L’affluence des voyageurs était, hier matin, assez timide dans le métro d’Alger, lors d’un aller-retour de 30 minutes entre Tafourah et Haï-El-Badr. Pourtant, en pleine journée d’août, il faisait bon de voyager dans les rames bien propres, aérées, sans être importuné par la cohue ou par les désagréments corporels et autres.

Chérif Bennaceur - Alger (Le Soir)
Hier samedi. Onze heures passées de quelques minutes, à la station souterraine de métro de Tafourah-Grande poste, assez propre, fraîche mais un peu déserte. Aussitôt qu’il a acheté son ticket au guichet, il le met dans le composteur.
Etonnement pour ce jeune et le groupe d’amis qui l’accompagne, venus du sud du pays pour quelques jours de villégiature et qui découvrent la capitale, le ticket tarde un peu à sortir et puis le voyageur reste coincé. Mais seulement pour un court instant, un agent de sécurité lui expliquant le geste à faire, repousser la barre. Libéré, accompagné des sourires de ses amis, ce jeune ainsi que les autres passagers se dirigent vers l’escalier menant au quai.
Onze heures 9 minutes, selon l’horloge suspendue, la rame 002 à destination de Haï-El-Bad (Kouba) arrive sur le quai quelque peu désert. Ils ne sont pas très nombreux, en effet, à voyager sur la ligne 1 du métropolitain d’Alger à cette heure-ci, en cette seconde journée de week-end. Quelques couples, peu de familles, des adolescents et plusieurs passagers des deux sexes et de diverses conditions sociales sont assis, disséminés à travers les wagons. Pourtant même seul, il fait bon voyager dans cette rame bien propre, éclairée et aérée, sans être importuné par la cohue ou par les désagréments corporels et autres.

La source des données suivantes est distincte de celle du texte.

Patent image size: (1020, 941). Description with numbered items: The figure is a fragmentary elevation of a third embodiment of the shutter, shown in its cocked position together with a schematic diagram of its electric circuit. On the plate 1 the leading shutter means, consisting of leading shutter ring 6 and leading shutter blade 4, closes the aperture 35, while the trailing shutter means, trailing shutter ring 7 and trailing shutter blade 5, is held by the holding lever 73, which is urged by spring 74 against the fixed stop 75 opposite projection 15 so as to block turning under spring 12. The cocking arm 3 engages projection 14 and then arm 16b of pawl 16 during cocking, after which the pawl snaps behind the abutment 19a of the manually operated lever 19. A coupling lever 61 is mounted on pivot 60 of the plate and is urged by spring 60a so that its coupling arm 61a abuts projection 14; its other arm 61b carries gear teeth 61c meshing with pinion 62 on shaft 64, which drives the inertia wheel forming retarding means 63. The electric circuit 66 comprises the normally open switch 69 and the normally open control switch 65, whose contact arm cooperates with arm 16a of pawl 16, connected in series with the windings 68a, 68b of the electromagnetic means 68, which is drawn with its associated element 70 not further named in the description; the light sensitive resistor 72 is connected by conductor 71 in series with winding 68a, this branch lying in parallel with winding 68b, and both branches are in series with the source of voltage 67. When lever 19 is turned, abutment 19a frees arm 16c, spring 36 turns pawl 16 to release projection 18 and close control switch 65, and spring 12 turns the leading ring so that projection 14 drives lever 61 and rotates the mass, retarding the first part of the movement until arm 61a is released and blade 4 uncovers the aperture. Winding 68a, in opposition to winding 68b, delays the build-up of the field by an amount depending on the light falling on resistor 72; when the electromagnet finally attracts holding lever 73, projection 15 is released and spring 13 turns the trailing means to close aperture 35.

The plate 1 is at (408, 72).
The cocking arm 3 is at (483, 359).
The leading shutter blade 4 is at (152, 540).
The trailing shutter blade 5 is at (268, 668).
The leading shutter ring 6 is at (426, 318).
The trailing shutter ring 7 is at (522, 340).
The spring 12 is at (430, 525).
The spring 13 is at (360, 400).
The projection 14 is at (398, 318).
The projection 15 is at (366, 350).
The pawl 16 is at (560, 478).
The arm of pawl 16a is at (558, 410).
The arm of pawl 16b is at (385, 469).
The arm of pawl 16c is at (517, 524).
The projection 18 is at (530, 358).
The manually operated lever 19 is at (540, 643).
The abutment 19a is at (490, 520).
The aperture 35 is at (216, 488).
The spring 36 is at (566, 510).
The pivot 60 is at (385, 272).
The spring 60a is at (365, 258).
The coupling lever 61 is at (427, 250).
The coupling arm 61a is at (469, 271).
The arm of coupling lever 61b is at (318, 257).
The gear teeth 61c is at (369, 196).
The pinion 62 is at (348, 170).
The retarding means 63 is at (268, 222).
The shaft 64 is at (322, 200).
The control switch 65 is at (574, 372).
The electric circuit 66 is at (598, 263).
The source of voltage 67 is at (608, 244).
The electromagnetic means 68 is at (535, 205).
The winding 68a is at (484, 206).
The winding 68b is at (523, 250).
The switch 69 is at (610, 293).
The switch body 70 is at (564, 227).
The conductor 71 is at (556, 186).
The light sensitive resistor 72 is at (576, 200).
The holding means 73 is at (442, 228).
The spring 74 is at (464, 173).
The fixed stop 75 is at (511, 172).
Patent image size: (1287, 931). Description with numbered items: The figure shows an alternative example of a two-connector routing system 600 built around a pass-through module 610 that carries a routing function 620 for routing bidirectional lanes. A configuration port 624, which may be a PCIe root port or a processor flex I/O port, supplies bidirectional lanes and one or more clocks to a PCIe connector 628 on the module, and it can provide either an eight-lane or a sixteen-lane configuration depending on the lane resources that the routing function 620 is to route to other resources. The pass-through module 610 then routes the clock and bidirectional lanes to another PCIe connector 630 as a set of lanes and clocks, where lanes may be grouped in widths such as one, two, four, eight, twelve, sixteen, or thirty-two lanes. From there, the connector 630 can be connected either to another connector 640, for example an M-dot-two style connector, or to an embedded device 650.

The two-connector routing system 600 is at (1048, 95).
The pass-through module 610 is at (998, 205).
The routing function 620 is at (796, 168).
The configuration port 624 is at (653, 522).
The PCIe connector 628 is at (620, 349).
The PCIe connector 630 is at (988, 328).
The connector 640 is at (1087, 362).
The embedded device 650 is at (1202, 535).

Les enfants sont calmes. Assise à côté, une dame âgée semble satisfaite du voyage. Résidante à Hussein-Dey mais descendue à Alger-centre, cette passagère estimera pourtant que le métropolitain est bien fréquenté, même en ce mois d’août.
Une affluence qui reste timide, d’autant que les passagers qui montent à bord de la rame, notamment à la station Jardin d’Essais, sont souvent aussi peu nombreux que ceux qui en descendent. A 11h15, au niveau de la station Les Fusillés, station charnière du réseau de transport urbain, la rame se remplit un peu plus mais les wagons restent encore aérés. Une impression de vide qui perdure lors des haltes à Amirouche et Mer et Soleil, jusqu’à l’arrivée de la rame à la station aérienne de Haï-El-Badr, à 11h24. Terminus.
Les passagers sortent des wagons et se dirigent, pour certains, vers la station de bus à proximité. A l’extérieur, il fait chaud et même si ce n’est pas la canicule, l’envie vous prend de revenir vers l’intérieur. Au guichet de la station, à 11h25, une dame, la cinquantaine, s’avance, accompagnée d’une amie. Déçue, cette passagère l’était dans la mesure où le distributeur de tickets était hors service et son désappointement s’accroît lorsque le jeune agent lui annonce que le ticket valide pour dix voyages était indisponible. «Cela montre l’état de l’Algérie», dira cette dame à son amie, tout en prenant, à raison de 50 dinars le ticket, un aller simple (elle descendra deux stations après). Pas de problèmes de compostage apparents, les barrières s’ouvrent rapidement aux passagers sous l’oeil attentif de trois agents d’accueil et de sécurité.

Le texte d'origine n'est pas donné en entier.